Imagine having the talent to communicate your research through a dance video? That’s exactly what Huy Vu did when he wrote, directed, produced and danced in a video about his thesis project, PsychGenerator, which he developed in the HLAB (Human Language Analysis Beings) on campus. The fifth-year PhD candidate in the Department of Computer Science at Stony Brook University created the video for the worldwide “Dance Your PhD” competition run by the American Association for the Advancement of Science and its research journal, Science. The contest requires students to explain their PhD thesis through dance and body movements.

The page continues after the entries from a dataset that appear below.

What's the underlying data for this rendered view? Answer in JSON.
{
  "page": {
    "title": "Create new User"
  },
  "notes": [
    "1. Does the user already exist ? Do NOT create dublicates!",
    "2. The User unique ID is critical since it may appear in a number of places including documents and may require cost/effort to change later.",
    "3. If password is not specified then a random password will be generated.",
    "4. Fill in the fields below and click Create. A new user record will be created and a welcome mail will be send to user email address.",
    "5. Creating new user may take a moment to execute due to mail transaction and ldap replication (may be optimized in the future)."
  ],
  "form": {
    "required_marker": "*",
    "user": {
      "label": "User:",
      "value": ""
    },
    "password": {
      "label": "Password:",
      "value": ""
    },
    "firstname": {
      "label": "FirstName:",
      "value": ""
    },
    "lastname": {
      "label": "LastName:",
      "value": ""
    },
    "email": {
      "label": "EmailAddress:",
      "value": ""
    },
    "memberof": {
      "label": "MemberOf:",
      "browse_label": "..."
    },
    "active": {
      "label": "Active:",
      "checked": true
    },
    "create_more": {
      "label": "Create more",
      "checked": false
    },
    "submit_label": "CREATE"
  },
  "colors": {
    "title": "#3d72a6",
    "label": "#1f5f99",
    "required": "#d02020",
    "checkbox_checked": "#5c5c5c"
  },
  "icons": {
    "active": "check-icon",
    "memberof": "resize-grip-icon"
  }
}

PsychGenerator is an artificial intelligence (AI) model based on GPT (Generative Pre-trained Transformer, a language model that uses deep learning to produce human-like text) that generates natural language characteristics of psychological constructs such as personality traits and mental health. PsychGenerator enables AI with personality, providing both descriptions of psychological constructs as well as a foundation for psychologically informed language generation applications such as personalized chatbots, clinical training tools and machine translations that fit their audience’s background.
Huy’s thesis advisor is H. Andrew Schwartz, an associate professor in the Department of Computer Science. “Professor Schwartz’s research matches well with my interest, which is at the intersection of computer science and psychology, particularly using machine learning methods to understand human mental states and behaviors, such as mental health or depression levels through language.” Their hope is that PsychGenerator will allow psychologists to better understand the language manifestation of different personality profiles and that it can be the foundation for chatbots that are more human-like with human personalities.
This isn’t the first time Huy has made a video for the “Dance Your PhD” competition. His first video was in 2021, but since that was during the COVID lockdown, he was only able to film himself, which he said was fun, but not that fun! This year, with things back to normal, he had all of his lab partners join the video, which he said was a lot more fun, “especially my advisor, he’s very cool and joined the dance with us. He actually learned the choreography fast and performed pretty well too!”
In 2017, Huy earned a bachelor’s degree in mathematics and computer science from Vietnam National University Ho Chi Minh City University of Science, where he was leader of the university’s dance club. Although he considers himself to be a logical thinker, he has always loved dancing.
Huy plans to continue his work building text generative models that are human-like and interact well with people. He hopes to build a chatbot for psychotherapy to help people who are overcoming mental health problems. Although he says it’s challenging research, with the advent of strong large language models such as ChatGPT and his team’s experience in applying machine learning into psychology fields, he believes they can explore and create something useful.
About the Contest
Winners of “Dance Your PhD” are selected based on the aggregate of three scores: scientific merit, artistic merit and creative combination of science and art. The participant receiving the highest total score awarded by the panel of judges will win the Grand Prize, consisting of a payment of $2,000 from Primer via AAAS/Science Magazine.